There are plenty of articles about writing a good CV, but what if you’re overlooking some of the things that shouldn’t be included? The list below details some of the pet hates employers have when they receive a fresh batch of resumes. If you want to get through to the next stage, do your best to avoid these!
Unless a photo is requested, you don’t need to include one. A job should be given on merit, not on appearance, and photos can act as an unhelpful distraction.
While some jobs may have age restrictions, the majority won’t, so unless there’s a clear reason to give your age, don’t bother.
There is no need to include your marital status, political affiliations, religious beliefs or national insurance number. These may have been required at one time, but giving these details is now highly discouraged and could even be illegal in some circumstances!

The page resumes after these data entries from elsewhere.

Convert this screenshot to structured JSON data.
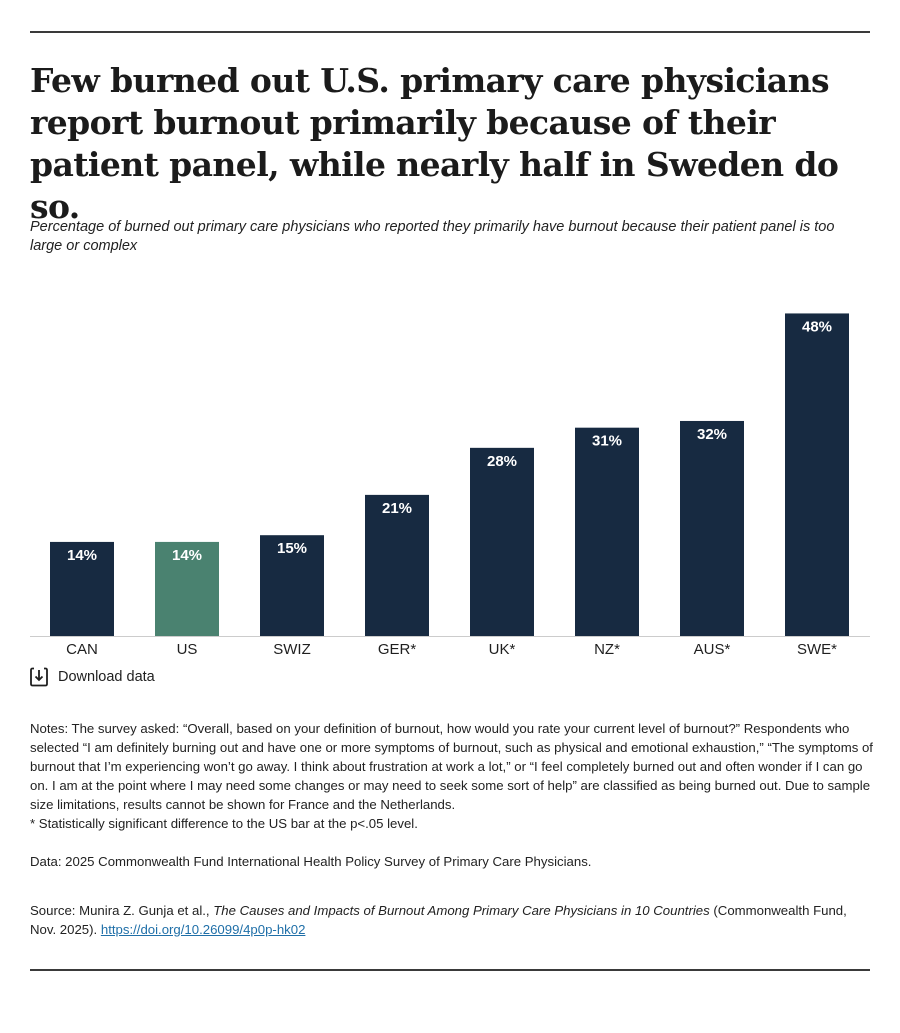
{
  "title": "Few burned out U.S. primary care physicians report burnout primarily because of their patient panel, while nearly half in Sweden do so.",
  "subtitle": "Percentage of burned out primary care physicians who reported they primarily have burnout because their patient panel is too large or complex",
  "chart_data": {
    "type": "bar",
    "title": "",
    "xlabel": "",
    "ylabel": "",
    "ylim": [
      0,
      50
    ],
    "grid": false,
    "legend": "none",
    "categories": [
      "CAN",
      "US",
      "SWIZ",
      "GER*",
      "UK*",
      "NZ*",
      "AUS*",
      "SWE*"
    ],
    "values": [
      14,
      14,
      15,
      21,
      28,
      31,
      32,
      48
    ],
    "value_labels": [
      "14%",
      "14%",
      "15%",
      "21%",
      "28%",
      "31%",
      "32%",
      "48%"
    ],
    "highlight_category": "US",
    "colors": {
      "default": "#172a41",
      "highlight": "#4a8270",
      "axis": "#cccccc"
    }
  },
  "download": {
    "label": "Download data",
    "icon": "download-icon"
  },
  "notes": {
    "main": "Notes: The survey asked: “Overall, based on your definition of burnout, how would you rate your current level of burnout?” Respondents who selected “I am definitely burning out and have one or more symptoms of burnout, such as physical and emotional exhaustion,” “The symptoms of burnout that I’m experiencing won’t go away. I think about frustration at work a lot,” or “I feel completely burned out and often wonder if I can go on. I am at the point where I may need some changes or may need to seek some sort of help” are classified as being burned out. Due to sample size limitations, results cannot be shown for France and the Netherlands.",
    "significance": "* Statistically significant difference to the US bar at the p<.05 level."
  },
  "data_source": "Data: 2025 Commonwealth Fund International Health Policy Survey of Primary Care Physicians.",
  "source": {
    "prefix": "Source: Munira Z. Gunja et al., ",
    "publication": "The Causes and Impacts of Burnout Among Primary Care Physicians in 10 Countries",
    "suffix": " (Commonwealth Fund, Nov. 2025). ",
    "link_text": "https://doi.org/10.26099/4p0p-hk02"
  }
}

This should be a given, but anyone who watches The Apprentice will know that there can be a tendency to embellish the truth when it comes to writing a resume. As well as harming your conscience, the truth has a tendency to come out. Even if you get the job, it could put your future in jeopardy if a fib is exposed down the line.
Many of us automatically include hobbies on our CVs because we want to show employers that there’s more to us than just work, work, work. But unless they’re relevant to the job you’re applying for, they will simply take up the hiring manager’s valuable time.

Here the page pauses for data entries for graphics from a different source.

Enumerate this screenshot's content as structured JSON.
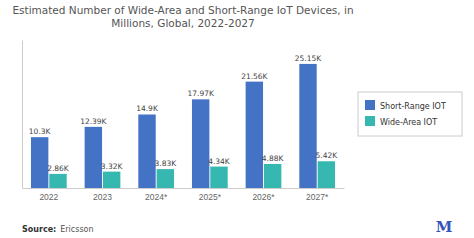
{
  "chart_data": {
    "type": "bar",
    "title": "Estimated Number of Wide-Area and Short-Range IoT Devices, in\nMillions, Global, 2022-2027",
    "categories": [
      "2022",
      "2023",
      "2024*",
      "2025*",
      "2026*",
      "2027*"
    ],
    "series": [
      {
        "name": "Short-Range IOT",
        "color": "#4472c4",
        "values": [
          10.3,
          12.39,
          14.9,
          17.97,
          21.56,
          25.15
        ],
        "value_labels": [
          "10.3K",
          "12.39K",
          "14.9K",
          "17.97K",
          "21.56K",
          "25.15K"
        ]
      },
      {
        "name": "Wide-Area IOT",
        "color": "#36b8b0",
        "values": [
          2.86,
          3.32,
          3.83,
          4.34,
          4.88,
          5.42
        ],
        "value_labels": [
          "2.86K",
          "3.32K",
          "3.83K",
          "4.34K",
          "4.88K",
          "5.42K"
        ]
      }
    ],
    "ylim": [
      0,
      30
    ],
    "data_labels": true,
    "tick_labels": "x",
    "legend": "right",
    "annotations": [
      "Source:",
      "Ericsson",
      "M"
    ]
  }
}
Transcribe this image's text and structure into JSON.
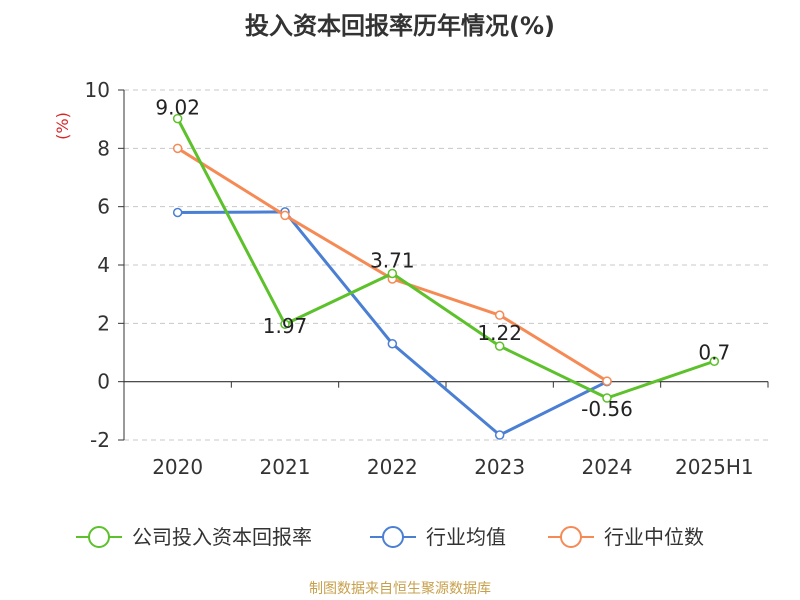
{
  "chart_data": {
    "type": "line",
    "title": "投入资本回报率历年情况(%)",
    "ylabel": "(%)",
    "categories": [
      "2020",
      "2021",
      "2022",
      "2023",
      "2024",
      "2025H1"
    ],
    "ylim": [
      -2,
      10
    ],
    "yticks": [
      -2,
      0,
      2,
      4,
      6,
      8,
      10
    ],
    "grid": true,
    "legend_position": "bottom",
    "series": [
      {
        "name": "公司投入资本回报率",
        "color": "#5cc12a",
        "values": [
          9.02,
          1.97,
          3.71,
          1.22,
          -0.56,
          0.7
        ],
        "labels": [
          "9.02",
          "1.97",
          "3.71",
          "1.22",
          "-0.56",
          "0.7"
        ]
      },
      {
        "name": "行业均值",
        "color": "#4a7fd4",
        "values": [
          5.8,
          5.82,
          1.3,
          -1.83,
          0.0,
          null
        ]
      },
      {
        "name": "行业中位数",
        "color": "#f68a55",
        "values": [
          8.0,
          5.7,
          3.52,
          2.28,
          0.02,
          null
        ]
      }
    ],
    "source": "制图数据来自恒生聚源数据库"
  }
}
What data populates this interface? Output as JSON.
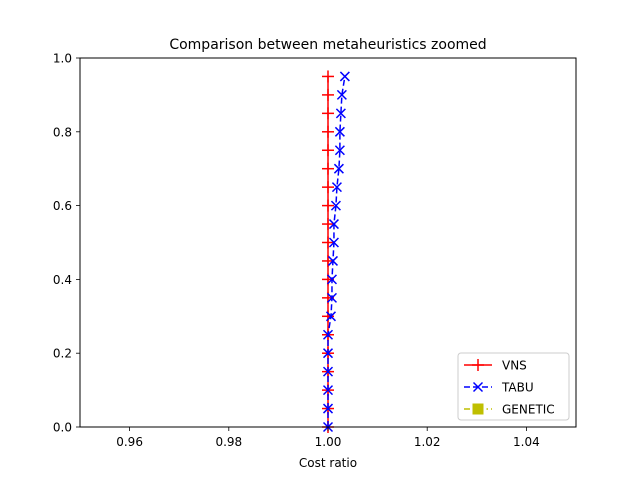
{
  "chart_data": {
    "type": "line",
    "title": "Comparison between metaheuristics zoomed",
    "xlabel": "Cost ratio",
    "ylabel": "",
    "xlim": [
      0.95,
      1.05
    ],
    "ylim": [
      0.0,
      1.0
    ],
    "xticks": [
      "0.96",
      "0.98",
      "1.00",
      "1.02",
      "1.04"
    ],
    "yticks": [
      "0.0",
      "0.2",
      "0.4",
      "0.6",
      "0.8",
      "1.0"
    ],
    "grid": false,
    "legend_position": "lower-right",
    "series": [
      {
        "name": "VNS",
        "color": "#ff0000",
        "marker": "plus",
        "linestyle": "solid",
        "points": [
          [
            1.0,
            0.0
          ],
          [
            1.0,
            0.05
          ],
          [
            1.0,
            0.1
          ],
          [
            1.0,
            0.15
          ],
          [
            1.0,
            0.2
          ],
          [
            1.0,
            0.25
          ],
          [
            1.0,
            0.3
          ],
          [
            1.0,
            0.35
          ],
          [
            1.0,
            0.4
          ],
          [
            1.0,
            0.45
          ],
          [
            1.0,
            0.5
          ],
          [
            1.0,
            0.55
          ],
          [
            1.0,
            0.6
          ],
          [
            1.0,
            0.65
          ],
          [
            1.0,
            0.7
          ],
          [
            1.0,
            0.75
          ],
          [
            1.0,
            0.8
          ],
          [
            1.0,
            0.85
          ],
          [
            1.0,
            0.9
          ],
          [
            1.0,
            0.95
          ]
        ]
      },
      {
        "name": "TABU",
        "color": "#0000ff",
        "marker": "x",
        "linestyle": "dashed",
        "points": [
          [
            1.0,
            0.0
          ],
          [
            1.0,
            0.05
          ],
          [
            1.0,
            0.1
          ],
          [
            1.0,
            0.15
          ],
          [
            1.0,
            0.2
          ],
          [
            1.0,
            0.25
          ],
          [
            1.0006,
            0.3
          ],
          [
            1.0008,
            0.35
          ],
          [
            1.0008,
            0.4
          ],
          [
            1.001,
            0.45
          ],
          [
            1.0012,
            0.5
          ],
          [
            1.0012,
            0.55
          ],
          [
            1.0016,
            0.6
          ],
          [
            1.0018,
            0.65
          ],
          [
            1.0022,
            0.7
          ],
          [
            1.0024,
            0.75
          ],
          [
            1.0024,
            0.8
          ],
          [
            1.0026,
            0.85
          ],
          [
            1.0028,
            0.9
          ],
          [
            1.0034,
            0.95
          ]
        ]
      },
      {
        "name": "GENETIC",
        "color": "#bfbf00",
        "marker": "square",
        "linestyle": "dashdot",
        "points": []
      }
    ]
  }
}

It should be fairly obvious that you want the job if you’re applying for it, so avoid stating this. The exception to this rule is if you’re moving from one industry to another and want to explain the transition. You can say why you want the job in your cover letter and at the interview stage.
You may have been the best paper girl or boy in your town as a teenager, but it probably isn’t relevant to your future field of work. Include only the key roles you’ve had and demonstrate why they are relevant if it isn’t immediately obvious.
If your personal email address is in any way controversial or unprofessional, set up a new one specifically for job applications. This will help when you send your CV off and will also enable you to keep track of applications more easily.
If your CV is packed full of irritating phrases like “There’s no I in team” or “cross-platform synergy” or “thinking outside the box” you’re sure to put the hiring manager off. Good terms to use (in moderation) include “achieved”, “managed”, “resolved” and “launched”.
You may think including headers, footers, tables, images and charts demonstrates your excellent use of Microsoft Word, but employers will see it as a waste of time. Worse still, if the company uses an automated CV tracking system, the data may be extracted and regurgitated in an almost incomprehensible form. Stick to clear, simple, black fonts, bullet points, subheadings and concise text.
Remember that hiring managers typically receive around 75 CVs for each post, so yours needs to stand out for the right reasons. They will spend an average of just six seconds at the initial screening phase, so don’t give them any reason to dump your resume without giving it a fair chance.